Terkait pengolahan produk perikanan, terdapat 14 kelompok perempuan yang tersebar di beberapa desa di Kaledupa. Mereka sudah mengikuti berbagai macam pelatihan yang dilakukan baik di tingkat kecamatan maupun kabupaten. Ada berbagai macam produk olahan, mulai dari abon, stik dan dodol rumput laut, ikan asap, kerupuk dan nugget ikan, bakso dan berbagai olahan lainnya.
Diversifikasi produk perikanan bukan hanya meminimalisir kerusakan hasil-hasil perikanan dan meningkatkan perekonomian, tetapi menjadi salah satu indikator penting dalam pengelolaan perikanan berkelanjutan.
Misalnya saja, pada 2017 harga rumput laut turun drastis, dari harga Rp 8.000 per kilo menjadi Rp1.000. Akibatnya rumput laut dibiarkan saja tergeletak di tanah dan di laut, serta banyak nelayan terlilit utang dan terpaksa merantau. Sayangnya saat itu pengolahan perikanan belum menjadi perhatian nelayan sehingga tidak ada penanganan pengembangan produk.
Di lain sisi, banyak perempuan juga terlibat dalam perikanan tangkap yang diyakini didominasi oleh laki-laki. Olu (63 tahun), Fa Dimba (55 tahun), Fanduli (57 tahun), ketiga perempuan tangguh dari Desa Darawa ini masih aktif menangkap gurita dan membudidayakan rumput laut. Sedari umur belasan tahun mereka sudah diwarisi keterampilan untuk menangkap, budidaya dan mengemudikan perahu.

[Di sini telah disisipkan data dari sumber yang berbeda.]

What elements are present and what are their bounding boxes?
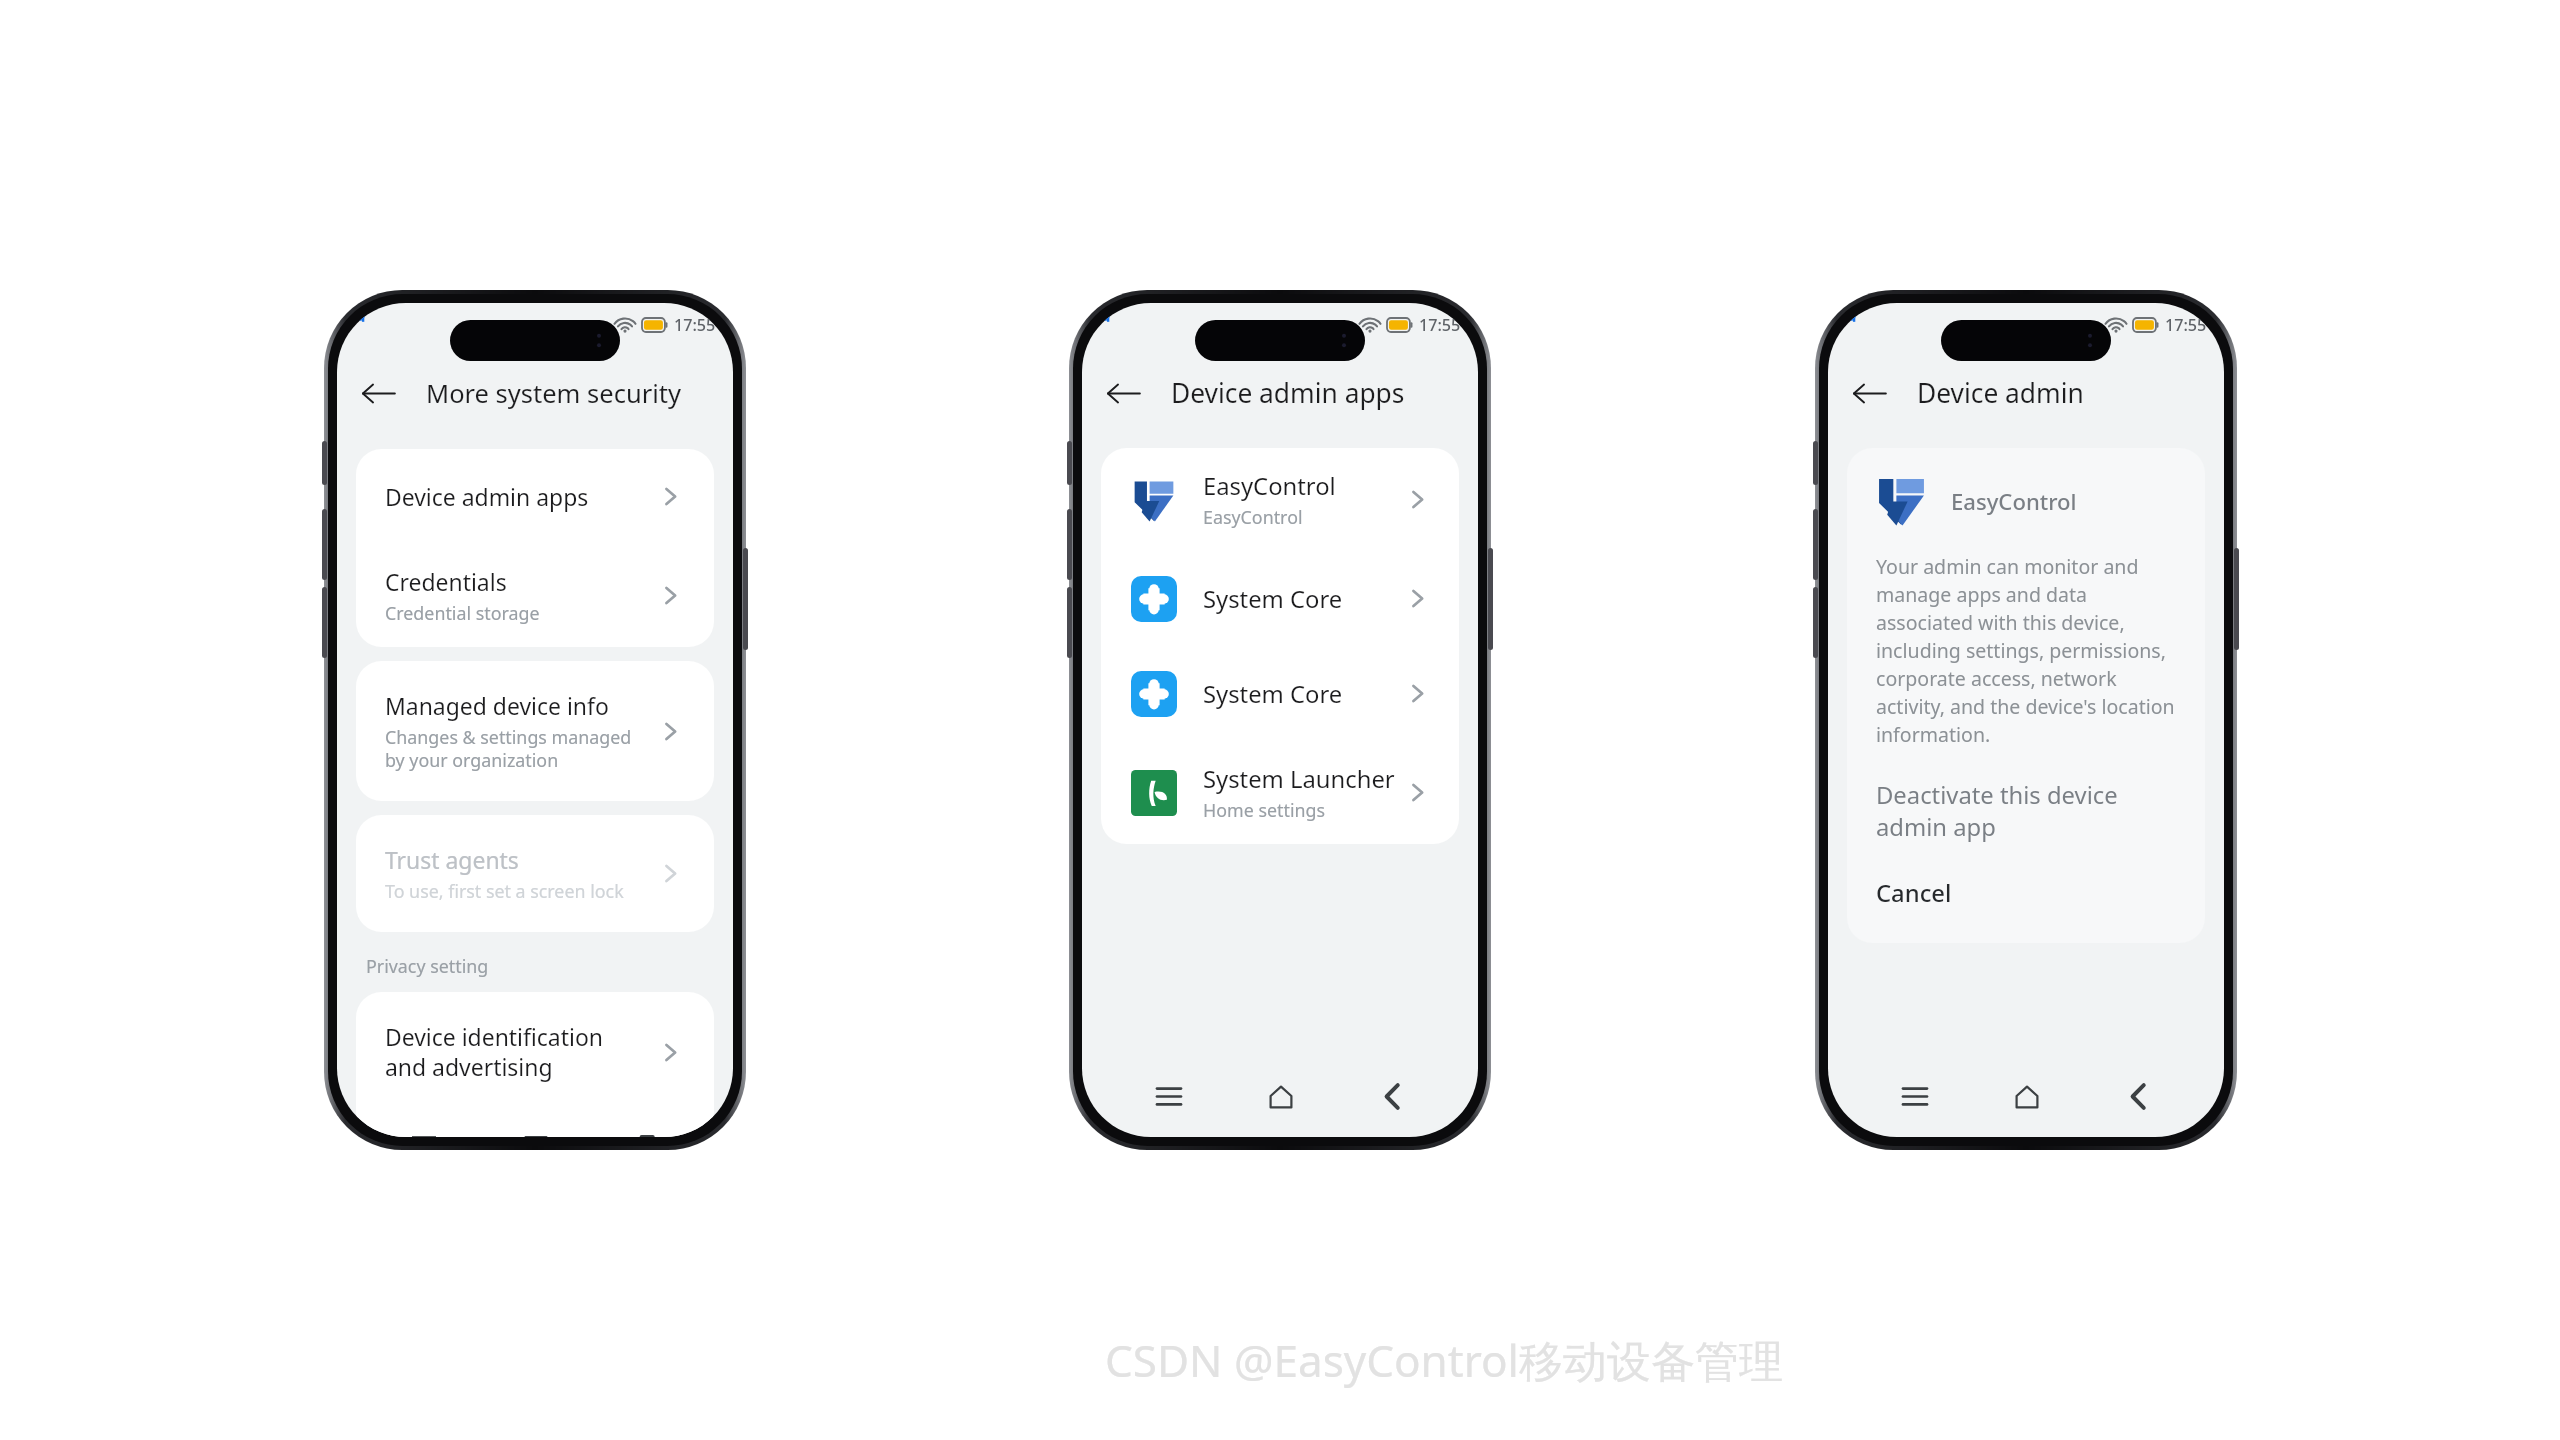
button[interactable]: Sales statistics service: [356, 1112, 714, 1137]
staticText: EasyControl: [1951, 486, 2077, 516]
staticText: Deactivate this device admin app: [1876, 779, 2176, 843]
button[interactable]: Credentials: [356, 544, 714, 647]
button[interactable]: Trust agents: [356, 815, 714, 932]
other: Back: [1850, 374, 1889, 413]
staticText: Device admin apps: [385, 481, 589, 512]
staticText: System Core: [1203, 583, 1343, 615]
staticText: Your admin can monitor and manage apps a…: [1876, 553, 2176, 748]
staticText: More system security settings: [426, 376, 733, 411]
staticText: 17:55: [1419, 314, 1461, 336]
staticText: System Launcher: [1203, 763, 1395, 795]
staticText: EasyControl: [1203, 505, 1303, 529]
staticText: Credentials: [385, 566, 507, 597]
button[interactable]: Recents: [1144, 1072, 1193, 1121]
other: Back: [359, 374, 398, 413]
other: Back: [1104, 374, 1143, 413]
button[interactable]: Home: [2002, 1072, 2051, 1121]
staticText: 17:55: [674, 314, 716, 336]
staticText: Cancel: [1876, 877, 1952, 909]
button[interactable]: Back: [1367, 1072, 1416, 1121]
staticText: Trust agents: [385, 844, 519, 875]
button[interactable]: Managed device info: [356, 661, 714, 801]
button[interactable]: System Core: [1101, 551, 1459, 646]
staticText: Device identification and advertising: [385, 1021, 646, 1083]
button[interactable]: Home: [1256, 1072, 1305, 1121]
button[interactable]: Device admin apps: [356, 449, 714, 544]
button[interactable]: Cancel: [1876, 877, 2176, 909]
staticText: Device admin: [1917, 375, 2084, 411]
button[interactable]: EasyControl: [1101, 448, 1459, 551]
staticText: Changes & settings managed by your organ…: [385, 725, 646, 772]
staticText: EasyControl: [1203, 470, 1336, 502]
staticText: Managed device info: [385, 690, 609, 721]
button[interactable]: Back: [346, 361, 411, 426]
button[interactable]: Back: [2113, 1072, 2162, 1121]
button[interactable]: Deactivate this device admin app: [1876, 779, 2176, 843]
staticText: To use, first set a screen lock: [385, 879, 624, 903]
staticText: Credential storage: [385, 601, 540, 625]
button[interactable]: Back: [1091, 361, 1156, 426]
staticText: 17:55: [2165, 314, 2207, 336]
staticText: CSDN @EasyControl移动设备管理: [1105, 1330, 1783, 1390]
staticText: Device admin apps: [1171, 375, 1405, 411]
button[interactable]: Device identification and advertising: [356, 992, 714, 1112]
button[interactable]: System Core: [1101, 646, 1459, 741]
button[interactable]: System Launcher: [1101, 741, 1459, 844]
staticText: System Core: [1203, 678, 1343, 710]
button[interactable]: Back: [1837, 361, 1902, 426]
button[interactable]: Recents: [1890, 1072, 1939, 1121]
staticText: Home settings: [1203, 798, 1326, 822]
staticText: Privacy setting: [366, 954, 489, 978]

“Te onitu nu mafi nai kami ana’e,” ucap Fa Dimba. Kami sudah jadi hantu lautan.
Hal ini menimbulkan gelak tawa di antara mereka dan beberapa masyarakat yang saat itu sedang menghadiri posyandu lansia di salah satu rumah warga, Selasa 11/10.

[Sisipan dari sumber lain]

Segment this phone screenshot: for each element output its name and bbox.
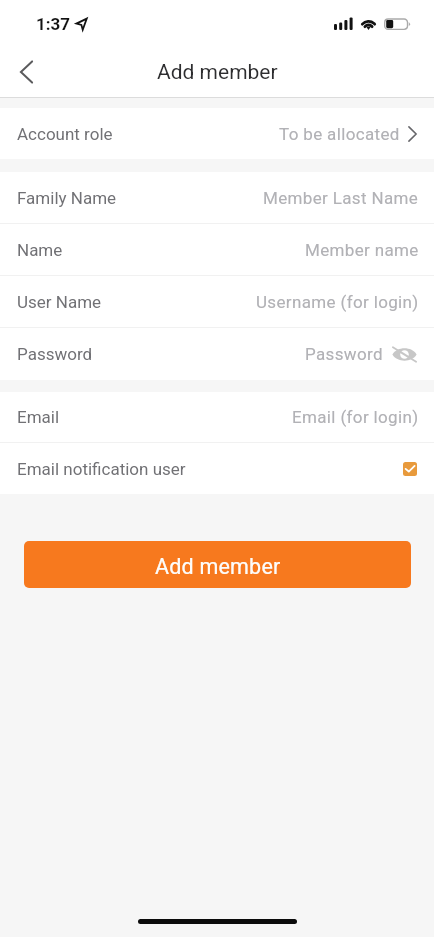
button[interactable]: Password — [0, 328, 434, 380]
staticText: Account role — [17, 124, 113, 144]
staticText: 1:37 — [36, 14, 71, 34]
button[interactable]: Account role — [0, 108, 434, 159]
staticText: Email (for login) — [292, 407, 419, 427]
staticText: Email — [17, 407, 60, 427]
button[interactable]: Name — [0, 224, 434, 276]
button[interactable]: Add member — [24, 541, 411, 588]
staticText: Email notification user — [17, 459, 186, 479]
staticText: Username (for login) — [256, 292, 419, 312]
staticText: User Name — [17, 292, 102, 312]
staticText: Add member — [155, 554, 281, 579]
button[interactable]: Family Name — [0, 172, 434, 224]
button[interactable]: User Name — [0, 276, 434, 328]
button[interactable]: Email notification toggle — [403, 462, 417, 476]
staticText: Family Name — [17, 188, 117, 208]
button[interactable]: Back — [7, 53, 45, 91]
staticText: Member name — [305, 240, 419, 260]
staticText: Password — [17, 344, 93, 364]
staticText: To be allocated — [279, 124, 400, 144]
button[interactable]: Email notification user — [0, 443, 434, 494]
button[interactable]: Show password — [392, 347, 417, 362]
staticText: Add member — [157, 60, 278, 85]
staticText: Password — [305, 344, 383, 364]
button[interactable]: Email — [0, 392, 434, 443]
staticText: Name — [17, 240, 63, 260]
staticText: Member Last Name — [263, 188, 419, 208]
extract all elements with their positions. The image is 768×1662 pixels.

Perempuan menguasai segala aspek dalam kegiatan perikanan, mulai dari aspek biologi, lingkungan, ekonomi dan sosial. Keterlibatan perempuan ini tidak boleh dikesampingkan, apalagi dalam pengambilan keputusan perikanan yang berkelanjutan.
***
Produksi ini menjadi bagian dari program Workshop dan Story Grant Pers Mahasiswa yang digelar oleh Serikat Jurnalis untuk Keberagaman (SEJUK).